Eles também usaram outro inibidor chamado cistamina para bloquear a serotonina, ou o processo pelo qual a serotonina é adicionada a proteínas como a histona 3, que liga e desliga genes. Novamente, isso bloqueou completamente o crescimento normal das células.
O bloqueio do SERT ou da serotonina levou a alterações significativas na expressão gênica de RNA nos citotrofoblastos, descobriram eles. Alguns genes — incluindo aqueles envolvidos na formação, movimentação e crescimento de células — tornaram-se sub-regulados, ou menos ativos, quando a serotonina não conseguiu entrar na célula. Outros genes — incluindo aqueles que ajudam as células a se manterem vivas e as protegem — tornaram-se super-regulados, ou mais ativos. De acordo com os pesquisadores, essas descobertas mostram que a serotonina é crucial para o crescimento dos citotrofoblastos, da placenta e, por extensão, do feto.
Além disso, os pesquisadores descobriram que os citotrofoblastos não contêm triptofano hidroxilase ( TPH -1), ou a enzima que produz serotonina, indicando que as células dentro da placenta não conseguem produzir serotonina por conta própria.
“Isso sugere que fatores que inibem o transporte de serotonina através da placenta, ou o aumentam, podem ter um impacto significativo na placenta, no embrião, no feto e, por fim, no recém-nascido e seu cérebro”, disse Kliman.
Por exemplo, Kliman diz que isso explica por que tomar ISRS — que diminuem os níveis de serotonina na placenta — resulta em bebês menores e por que, inversamente, níveis maiores de serotonina podem resultar em bebês maiores, com cérebros maiores, que podem estar sob maior risco de deficiências de desenvolvimento, como autismo.
Kliman e seu laboratório investigam há muito tempo a ligação entre placentas e crianças com autismo, especificamente o número de inclusões trofoblásticas ( ITs ) na placenta. As ITs são como rugas ou dobras na placenta, causadas por células que se multiplicam mais do que deveriam, geralmente observadas apenas em gestações com problemas genéticos no feto.
Este novo estudo é o ápice de uma pesquisa publicada pela primeira vez em 2006 , que encontrou significativamente mais TIs nas placentas de crianças com autismo e, mais tarde, em 2021, que a genética do feto — e não o ambiente uterino dos pais — determina quantos TIs estão na placenta.

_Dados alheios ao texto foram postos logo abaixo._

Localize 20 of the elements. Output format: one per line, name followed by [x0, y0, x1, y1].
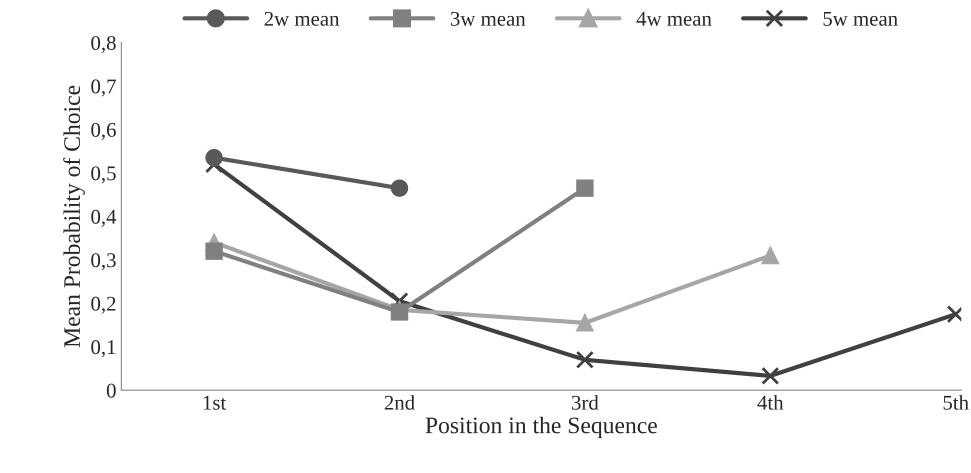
- legend-label: 4w mean: [636, 12, 712, 26]
- x-tick-label: 2nd: [384, 395, 415, 410]
- x-tick-label: 5th: [944, 395, 969, 410]
- x-tick-label: 4th: [757, 395, 784, 410]
- x-axis-title: Position in the Sequence: [426, 416, 657, 438]
- y-tick-label: 0,7: [91, 79, 116, 96]
- y-tick-label: 0,4: [91, 210, 116, 227]
- x-tick-label: 3rd: [572, 395, 599, 410]
- x-tick-label: 1st: [204, 396, 226, 410]
- y-tick-label: 0,5: [91, 166, 116, 184]
- y-tick-label: 0,2: [91, 296, 116, 314]
- y-tick-label: 0: [106, 384, 116, 398]
- y-tick-label: 0,3: [91, 253, 116, 270]
- legend-label: 5w mean: [824, 12, 898, 26]
- y-tick-label: 0,1: [91, 340, 116, 358]
- y-tick-label: 0,6: [91, 122, 116, 140]
- legend-label: 2w mean: [264, 12, 340, 26]
- y-axis-title: Mean Probability of Choice: [63, 86, 85, 348]
- legend-label: 3w mean: [450, 12, 526, 26]
- y-tick-label: 0,8: [91, 36, 116, 53]
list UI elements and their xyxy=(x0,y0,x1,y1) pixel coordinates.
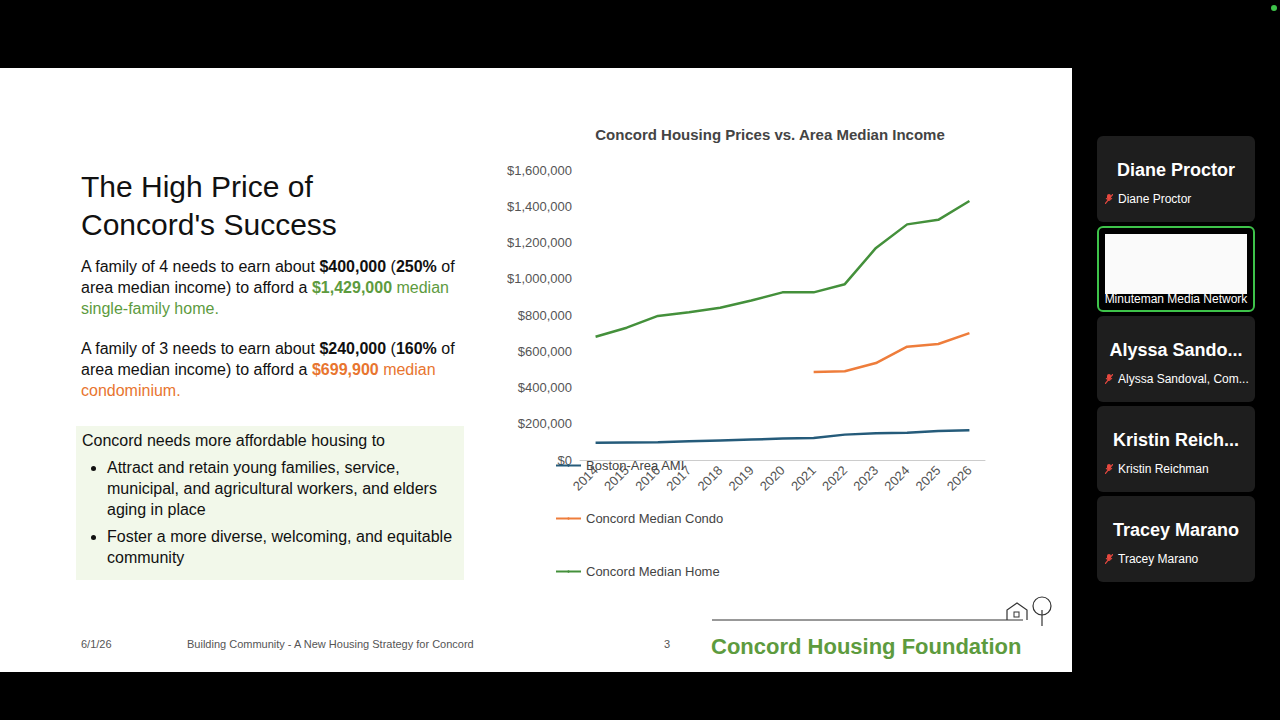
html-text:Concord needs more affordable: Concord needs more affordable housing to xyxy=(82,432,385,449)
svg-text:$600,000: $600,000 xyxy=(518,344,572,359)
html-text:Diane Proctor: Diane Proctor xyxy=(1117,160,1235,180)
svg-text:2019: 2019 xyxy=(726,463,757,494)
html-text:Alyssa Sando...: Alyssa Sando... xyxy=(1109,340,1243,360)
html-text:The High Price of Concord's Su: The High Price of Concord's Success xyxy=(81,170,337,241)
svg-text:2025: 2025 xyxy=(913,463,944,494)
html-text:Building Community - A New Hou: Building Community - A New Housing Strat… xyxy=(187,638,474,650)
svg-text:2022: 2022 xyxy=(819,463,850,494)
html-text:Tracey Marano: Tracey Marano xyxy=(1113,520,1239,540)
svg-text:Concord Housing Prices vs. Are: Concord Housing Prices vs. Area Median I… xyxy=(595,126,945,143)
html-text:6/1/26: 6/1/26 xyxy=(81,638,112,650)
svg-text:Boston-Area AMI: Boston-Area AMI xyxy=(586,458,684,473)
svg-text:2020: 2020 xyxy=(757,463,788,494)
svg-text:2016: 2016 xyxy=(632,462,664,494)
svg-text:Concord Median Home: Concord Median Home xyxy=(586,564,720,579)
svg-text:$1,600,000: $1,600,000 xyxy=(507,163,572,178)
svg-text:2023: 2023 xyxy=(850,463,881,494)
svg-text:2015: 2015 xyxy=(601,462,632,494)
svg-text:$1,200,000: $1,200,000 xyxy=(507,235,572,250)
svg-text:$200,000: $200,000 xyxy=(518,416,572,431)
html-text:Tracey Marano: Tracey Marano xyxy=(1118,552,1199,566)
html-text:Minuteman Media Network: Minuteman Media Network xyxy=(1104,292,1248,306)
html-text:Concord Housing Foundation: Concord Housing Foundation xyxy=(711,634,1022,659)
svg-text:2017: 2017 xyxy=(663,462,695,494)
html-text:Diane Proctor: Diane Proctor xyxy=(1118,192,1192,206)
svg-text:$0: $0 xyxy=(557,452,572,468)
svg-text:$1,400,000: $1,400,000 xyxy=(507,199,572,214)
html-text:Kristin Reich...: Kristin Reich... xyxy=(1113,430,1239,450)
html-text:Alyssa Sandoval, Com...: Alyssa Sandoval, Com... xyxy=(1118,372,1249,386)
svg-text:2014: 2014 xyxy=(569,462,601,494)
svg-text:2024: 2024 xyxy=(881,463,912,494)
html-text:A family of 4 needs to earn ab: A family of 4 needs to earn about $400,0… xyxy=(81,258,455,317)
svg-text:$1,000,000: $1,000,000 xyxy=(507,271,572,286)
html-text:Attract and retain young famil: Attract and retain young families, servi… xyxy=(107,459,437,518)
svg-text:2026: 2026 xyxy=(944,463,975,494)
html-text:Kristin Reichman: Kristin Reichman xyxy=(1118,462,1209,476)
svg-text:$800,000: $800,000 xyxy=(518,308,572,323)
html-text:A family of 3 needs to earn ab: A family of 3 needs to earn about $240,0… xyxy=(81,340,455,399)
svg-text:$400,000: $400,000 xyxy=(518,380,572,395)
svg-text:2021: 2021 xyxy=(788,463,819,494)
svg-text:2018: 2018 xyxy=(694,463,725,494)
html-text:3: 3 xyxy=(664,638,671,650)
html-text:Foster a more diverse, welcomi: Foster a more diverse, welcoming, and eq… xyxy=(107,528,453,566)
svg-text:Concord Median Condo: Concord Median Condo xyxy=(586,511,723,526)
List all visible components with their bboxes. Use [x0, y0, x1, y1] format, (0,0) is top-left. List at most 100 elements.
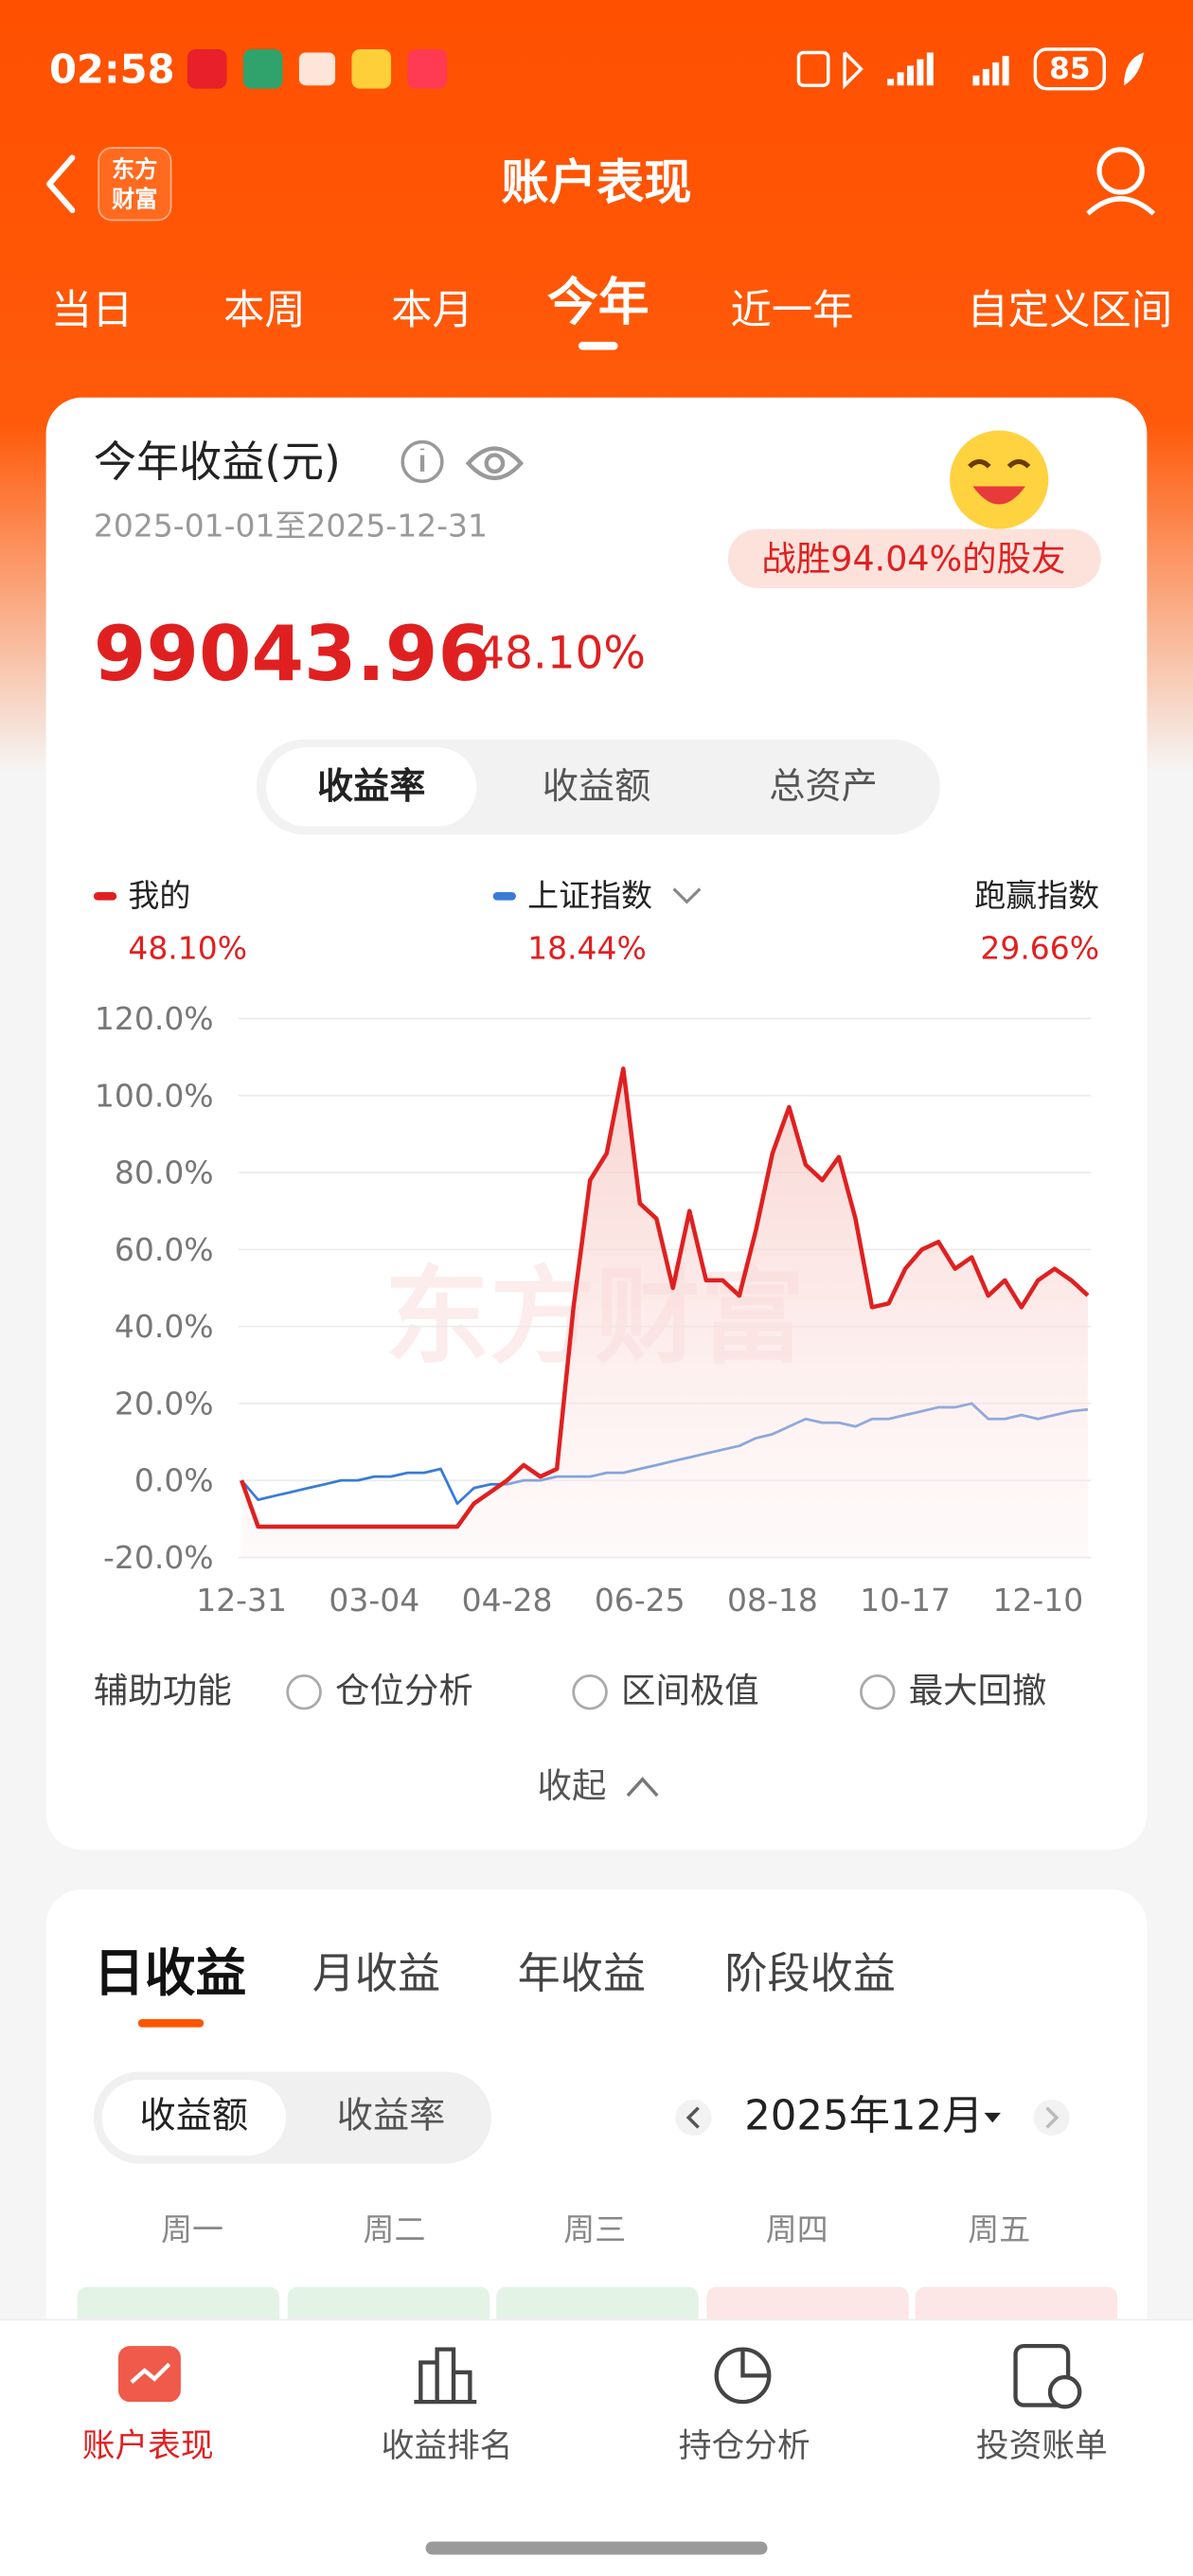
next-month[interactable]	[1033, 2099, 1070, 2137]
emoji-mouth	[972, 486, 1025, 505]
bluetooth-icon	[843, 51, 864, 90]
legend-swatch	[492, 891, 516, 901]
info-button[interactable]	[401, 439, 444, 483]
toggle-option[interactable]: 收益率	[337, 2095, 446, 2137]
legend-value: 18.44%	[527, 929, 647, 966]
weekday: 周三	[563, 2210, 626, 2247]
metric-options: 收益率 收益额 总资产	[266, 747, 878, 827]
home-indicator	[425, 2541, 768, 2555]
y-tick-label: 0.0%	[134, 1462, 214, 1499]
tools: 辅助功能 仓位分析 区间极值 最大回撤	[94, 1671, 1047, 1711]
tools-label: 辅助功能	[94, 1671, 232, 1711]
radio[interactable]	[860, 1673, 896, 1710]
rank-badge	[727, 528, 1101, 589]
signal-icon	[972, 55, 1009, 86]
period-tab[interactable]: 本周	[223, 287, 306, 334]
app-icon	[298, 52, 336, 86]
y-tick-label: 60.0%	[115, 1231, 214, 1268]
period-tab[interactable]: 当日	[51, 287, 134, 334]
nav-label[interactable]: 账户表现	[82, 2427, 214, 2465]
eye-icon	[484, 453, 506, 474]
x-tick-label: 03-04	[329, 1582, 419, 1619]
logo	[98, 147, 172, 222]
index-dropdown[interactable]	[672, 887, 702, 904]
excess-value: 29.66%	[980, 929, 1099, 966]
next-icon	[1045, 2106, 1059, 2129]
y-tick-label: 80.0%	[115, 1154, 214, 1191]
metric-option[interactable]: 总资产	[769, 766, 878, 808]
x-tick-label: 08-18	[727, 1582, 818, 1619]
area-fill	[241, 1068, 1088, 1558]
nav-label[interactable]: 收益排名	[382, 2427, 513, 2465]
emoji	[950, 430, 1049, 529]
profit-rate: 48.10%	[476, 628, 646, 679]
user-icon	[1086, 196, 1156, 216]
metric-active	[266, 747, 477, 827]
tool-option[interactable]: 仓位分析	[335, 1671, 473, 1711]
legend-swatch	[93, 891, 117, 901]
prev-icon	[686, 2106, 700, 2129]
y-tick-label: 40.0%	[115, 1308, 214, 1345]
weekday: 周四	[766, 2210, 828, 2247]
weekday: 周一	[161, 2210, 223, 2247]
period-tab[interactable]: 今年	[547, 273, 650, 332]
summary-title: 今年收益(元)	[94, 437, 341, 487]
nav-label[interactable]: 持仓分析	[679, 2427, 810, 2465]
back-button[interactable]	[46, 154, 76, 214]
nav-label[interactable]: 投资账单	[976, 2427, 1108, 2465]
x-tick-label: 06-25	[595, 1582, 686, 1619]
app-icon	[351, 49, 392, 89]
signal-icon	[887, 52, 934, 86]
battery	[1033, 47, 1107, 91]
weekdays: 周一 周二 周三 周四 周五	[161, 2210, 1030, 2247]
clock: 02:58	[49, 45, 175, 92]
month[interactable]: 2025年12月	[744, 2092, 983, 2139]
legend-value: 48.10%	[128, 929, 247, 966]
returns-tab[interactable]: 阶段收益	[724, 1948, 895, 1998]
period-tab[interactable]: 近一年	[730, 287, 853, 334]
metric-option[interactable]: 收益率	[317, 766, 426, 808]
bottom-nav	[0, 2319, 1193, 2576]
collapse-button[interactable]: 收起	[538, 1765, 607, 1806]
radio[interactable]	[286, 1673, 322, 1710]
weekday: 周五	[968, 2210, 1030, 2247]
x-tick-label: 12-31	[196, 1582, 287, 1619]
legend-label[interactable]: 上证指数	[527, 877, 652, 914]
prev-month[interactable]	[675, 2099, 712, 2137]
legend-label: 我的	[128, 877, 190, 914]
tool-option[interactable]: 区间极值	[621, 1671, 759, 1711]
period-tab[interactable]: 自定义区间	[967, 287, 1172, 334]
radio[interactable]	[572, 1673, 608, 1710]
date-range: 2025-01-01至2025-12-31	[94, 508, 488, 545]
x-tick-label: 04-28	[462, 1582, 553, 1619]
nfc-icon	[796, 50, 830, 87]
toggle-option[interactable]: 收益额	[140, 2095, 249, 2137]
eye-button[interactable]	[465, 446, 525, 480]
period-tab[interactable]: 本月	[391, 287, 473, 334]
nav-icon	[1047, 2374, 1082, 2409]
page-title: 账户表现	[501, 154, 691, 210]
returns-tab[interactable]: 月收益	[312, 1948, 440, 1998]
metric-option[interactable]: 收益额	[543, 766, 651, 808]
user-button[interactable]	[1086, 147, 1156, 216]
returns-tab[interactable]: 年收益	[518, 1948, 646, 1998]
returns-tabs: 日收益 月收益 年收益 阶段收益	[94, 1943, 896, 2003]
nav-icon	[740, 2349, 770, 2378]
rank-text: 战胜94.04%的股友	[761, 538, 1065, 579]
y-tick-label: 20.0%	[115, 1385, 214, 1422]
tool-option[interactable]: 最大回撤	[909, 1671, 1047, 1711]
logo-text: 东方	[112, 155, 158, 183]
user-icon	[1096, 147, 1145, 195]
x-tick-label: 12-10	[992, 1582, 1083, 1619]
toggle-active	[101, 2080, 286, 2156]
excess-label: 跑赢指数	[974, 877, 1099, 914]
y-tick-label: 100.0%	[95, 1077, 214, 1114]
emoji-eyes	[968, 458, 1031, 469]
nav-items: 账户表现 收益排名 持仓分析 投资账单	[82, 2427, 1108, 2465]
period-tabs: 当日 本周 本月 今年 近一年 自定义区间	[51, 273, 1172, 350]
returns-tab[interactable]: 日收益	[94, 1943, 246, 2003]
y-tick-label: 120.0%	[95, 1000, 214, 1037]
profit-amount: 99043.96	[94, 610, 490, 698]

“Isso põe fim à teoria de que vacinas causam autismo”, sugeriu Kliman. “O autismo, em essência, começa no útero, não após o parto, e é provavelmente devido à genética da placenta e, em menor grau, ao ambiente materno em que a placenta se encontra.”
Kliman também é diretor da Unidade de Pesquisa Reprodutiva e Placentária do YSM .
Outros autores de Yale incluem Gary Rudnick, professor emérito de farmacologia na YSM , e Seth Guller, cientista pesquisador sênior em obstetrícia, ginecologia e ciências reprodutivas e diretor do Laboratório de Ginecologia/Endocrinologia na YSM .
Este estudo foi apoiado por bolsas da Fundação Fulbright-Monahan, da Universidade de Paris Cité e da Unidade de Pesquisa Reprodutiva e Placentária da Faculdade de Medicina de Yale.